As late as the 1920s, a park service employee called the Havasupai a “doomed tribe” amounting to “less than two hundred wretched weaklings.” But today, the Havasupai number some 650 men, women and children. And in 1974, Congress returned much of the people’s traditional land to them, in the largest restoration ever bestowed on a Native American tribe. The Havasupai Reservation today covers more than 185,000 acres, where, ironically, the tourists have become guests of the people of the blue-green water.
A number of those tourists come by helicopter; most hike in to Supai with light daypacks while Native wranglers bring their duffels on horseback or muleback. The chief draw for most visitors, however, is not the village, with its cornfields and pastures full of sleek horses, but three spectacular waterfalls downstream.
Bill, Greg and I backpacked the eight miles and 2,000 feet down into Supai, looking less for the Spring Break atmosphere of high tourist season than for a chance to plumb the past. On our second day, Rex Tilousi, who was then the tribal chairman, held our nosy questions at arm’s length for an hour or so, but then relented and took us on an amble through his boyhood neighborhood.
With his flowing silver hair, Colonel Sanders goatee and weather-beaten visage, Tilousi cut a striking figure. And his monologue blended sly satire with ancestral grievances. Referring to the miners, Tilousi recalled, “Here came the hairy man from the East, looking for the shining rock, wanting to get rich.” And then, more solemnly, “If it had been up to us, we never would have let the miners come down here.”
The tourist campground, built by the park service before 1974, lies “right on top of where we used to cremate our people,” Tilousi told us. “It disturbs me sometimes to see that campground, but we need income from the tourists.” He stroked his goatee and said, “Our ancestors lie there. Then the government said, ‘You can’t do that anymore.’ So now we have to bury our dead, just like everybody else.”
We paused beside a giant cottonwood as Tilousi pointed to a high cliff to the west. “See those two white marks up there?” Through binoculars I discerned a pair of white alkaline streaks made by seeping water in the ruddy cliff, seemingly inaccessible below the distant rim. “Those are two ears of corn, placed there by the Creator,” Tilousi said. “We pray to them, asking for plenty.”
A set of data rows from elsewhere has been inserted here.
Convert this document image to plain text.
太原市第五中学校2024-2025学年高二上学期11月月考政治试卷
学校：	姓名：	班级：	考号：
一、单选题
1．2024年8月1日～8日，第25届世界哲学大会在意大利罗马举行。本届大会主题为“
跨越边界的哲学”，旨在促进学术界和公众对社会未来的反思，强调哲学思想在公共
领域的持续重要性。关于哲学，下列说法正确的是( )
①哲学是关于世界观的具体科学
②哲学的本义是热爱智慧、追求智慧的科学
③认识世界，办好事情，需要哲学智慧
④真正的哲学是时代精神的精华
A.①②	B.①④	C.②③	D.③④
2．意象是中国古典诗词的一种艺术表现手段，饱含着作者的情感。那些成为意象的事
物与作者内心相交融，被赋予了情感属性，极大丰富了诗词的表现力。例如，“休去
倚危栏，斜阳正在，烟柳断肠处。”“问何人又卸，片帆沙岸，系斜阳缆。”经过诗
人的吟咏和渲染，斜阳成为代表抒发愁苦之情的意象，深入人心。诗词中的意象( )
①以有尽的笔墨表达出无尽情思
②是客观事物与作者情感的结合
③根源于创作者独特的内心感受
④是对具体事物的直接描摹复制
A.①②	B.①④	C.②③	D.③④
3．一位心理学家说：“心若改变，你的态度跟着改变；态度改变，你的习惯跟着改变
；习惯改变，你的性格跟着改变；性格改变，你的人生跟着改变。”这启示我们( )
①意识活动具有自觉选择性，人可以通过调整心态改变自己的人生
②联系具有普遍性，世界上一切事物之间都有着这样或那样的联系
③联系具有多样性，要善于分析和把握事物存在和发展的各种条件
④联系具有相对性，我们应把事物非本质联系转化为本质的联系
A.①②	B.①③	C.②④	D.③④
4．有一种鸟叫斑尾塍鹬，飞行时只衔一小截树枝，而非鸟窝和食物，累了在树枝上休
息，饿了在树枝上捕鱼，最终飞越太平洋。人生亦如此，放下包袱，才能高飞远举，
The Havasupais’ welcome mat is something of a facade, Tilousi admitted. Archaeologists had asked Havasupai to interpret the “rock writings”—had even, he insisted, taken chisels to certain petroglyph panels—but the people had objected. “We feel we should never tell anyone besides ourselves” what the rock art means, he said. “We don’t know what you want to do with that knowledge.”
Visitors without guides are forbidden to explore the canyon beyond the main trail that leads down to the waterfalls, so the next day we hired two Havasupai in their mid-30s. Genial-faced Benjy Jones had the build of a sumo wrestler; Damon Watahomigie had less girth, a sharper mien and a fund of lore. We had hiked only 15 minutes when he stopped and pointed out a knob of rock far above us on the western rim. “See the frog?” he asked. The knob indeed looked like a frog preparing to jump.
“The story is that the people were living at Wi-ka-sala—Beaver Canyon, on your maps—when all the waters receded,” Watahomigie said. “Everything was dying because of the new age. We weren’t people then; we were animals and insects. The chief sent out the frog to find a place where we could begin again. The frog hopped all over, until he finally found this place. He could hear the Colorado River.”